Tung said Diffbot can really be useful in mobile applications, which have limited screen real estate and can use extra intelligence to help present content.

“We have hundreds of beta developers and a lot of them are working on mobile apps,” he said. “Web pages don’t look very good on mobile devices, they’re designed for large screens. A lot of the apps are using us because that want to incorporate web data and display it in a better way on mobile devices or do something custom.”

Diffbot is releasing two APIs: There’s an On-Demand API that looks at two types of pages, front pages and articles. The Frontpage API analyzes home pages and indexes things like headlines, bylines, images, articles and ads, while the Article API can extract article text, pictures, and tags from news pages. A second main API called Follow can be used to follow any changes or updates made to a web page and pulls out the useful data. Developers will get 50,000 API calls per month for free on a self-serve basis, while a cloud plan allocates 100,000 free calls a month, then is $0.002 per call after that.
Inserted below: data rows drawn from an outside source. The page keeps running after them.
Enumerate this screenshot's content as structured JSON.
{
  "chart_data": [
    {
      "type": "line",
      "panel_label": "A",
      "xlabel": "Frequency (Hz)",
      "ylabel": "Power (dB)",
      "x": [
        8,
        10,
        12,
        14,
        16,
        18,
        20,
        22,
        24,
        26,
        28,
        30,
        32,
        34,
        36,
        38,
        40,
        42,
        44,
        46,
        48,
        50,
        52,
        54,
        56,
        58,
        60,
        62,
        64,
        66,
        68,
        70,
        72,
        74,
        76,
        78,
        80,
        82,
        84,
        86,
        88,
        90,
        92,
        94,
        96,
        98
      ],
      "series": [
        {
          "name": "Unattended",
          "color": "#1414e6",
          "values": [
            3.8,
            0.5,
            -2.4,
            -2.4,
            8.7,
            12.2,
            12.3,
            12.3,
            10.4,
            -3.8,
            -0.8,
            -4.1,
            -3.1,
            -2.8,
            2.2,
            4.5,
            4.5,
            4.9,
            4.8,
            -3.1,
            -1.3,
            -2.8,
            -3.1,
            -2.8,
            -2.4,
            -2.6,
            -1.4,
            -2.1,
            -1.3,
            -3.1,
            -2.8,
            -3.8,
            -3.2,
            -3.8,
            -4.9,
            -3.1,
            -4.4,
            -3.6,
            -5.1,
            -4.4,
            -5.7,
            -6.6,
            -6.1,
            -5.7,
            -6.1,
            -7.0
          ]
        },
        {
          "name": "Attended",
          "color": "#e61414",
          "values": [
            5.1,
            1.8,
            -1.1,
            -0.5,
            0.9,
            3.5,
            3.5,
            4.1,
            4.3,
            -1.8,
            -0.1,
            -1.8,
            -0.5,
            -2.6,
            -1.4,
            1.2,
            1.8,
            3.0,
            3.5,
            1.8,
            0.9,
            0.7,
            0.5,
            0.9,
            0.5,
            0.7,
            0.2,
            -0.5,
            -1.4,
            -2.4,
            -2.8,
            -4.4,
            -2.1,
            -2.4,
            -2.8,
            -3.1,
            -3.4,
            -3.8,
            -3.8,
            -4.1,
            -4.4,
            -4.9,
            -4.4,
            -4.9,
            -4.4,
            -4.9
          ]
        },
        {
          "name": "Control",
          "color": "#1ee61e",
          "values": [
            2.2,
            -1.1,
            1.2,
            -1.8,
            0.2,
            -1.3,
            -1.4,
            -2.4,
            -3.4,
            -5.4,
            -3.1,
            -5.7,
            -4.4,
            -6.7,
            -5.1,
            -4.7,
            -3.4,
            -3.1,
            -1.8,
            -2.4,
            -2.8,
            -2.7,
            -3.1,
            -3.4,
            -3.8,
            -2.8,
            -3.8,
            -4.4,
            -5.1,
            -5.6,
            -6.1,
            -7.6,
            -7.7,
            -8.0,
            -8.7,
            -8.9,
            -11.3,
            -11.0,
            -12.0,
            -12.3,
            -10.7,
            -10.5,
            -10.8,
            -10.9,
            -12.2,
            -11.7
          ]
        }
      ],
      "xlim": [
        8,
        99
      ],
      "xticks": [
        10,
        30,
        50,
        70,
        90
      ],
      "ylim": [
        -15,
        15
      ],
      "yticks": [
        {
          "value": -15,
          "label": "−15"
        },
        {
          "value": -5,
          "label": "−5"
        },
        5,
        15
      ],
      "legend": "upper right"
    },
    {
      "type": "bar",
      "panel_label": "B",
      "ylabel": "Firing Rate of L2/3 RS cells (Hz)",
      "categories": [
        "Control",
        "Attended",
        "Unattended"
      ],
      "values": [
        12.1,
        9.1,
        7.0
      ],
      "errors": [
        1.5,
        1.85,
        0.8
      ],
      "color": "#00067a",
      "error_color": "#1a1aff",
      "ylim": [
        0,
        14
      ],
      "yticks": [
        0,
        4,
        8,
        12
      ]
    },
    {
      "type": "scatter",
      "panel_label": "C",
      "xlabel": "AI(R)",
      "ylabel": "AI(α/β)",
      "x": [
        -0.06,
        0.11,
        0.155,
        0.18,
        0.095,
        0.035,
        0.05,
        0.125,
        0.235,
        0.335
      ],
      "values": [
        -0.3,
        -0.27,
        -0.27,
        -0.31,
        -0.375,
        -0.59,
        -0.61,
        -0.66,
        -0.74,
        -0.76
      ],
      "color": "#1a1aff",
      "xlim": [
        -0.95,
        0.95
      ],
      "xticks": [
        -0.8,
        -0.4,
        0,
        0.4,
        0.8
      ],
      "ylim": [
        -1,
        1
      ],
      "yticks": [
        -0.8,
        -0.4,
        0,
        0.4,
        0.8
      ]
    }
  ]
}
Tung said there are about 30 different page types on the web and Diffbot will be opening APIs for those over time, including profile pages, event pages and product pages. As those become available, expect more developers to give Diffbot a try. Developers can grab more data from a variety of web sources and put them together into some interesting apps that should be useful for consumers.

Diffbot was built by Tung and Leith Abdulla, two Stanford students who were able to land funding from Stanford’s venture fund, SSE ventures. Tung said the company is profitable and is in the process of expanding beyond its five people.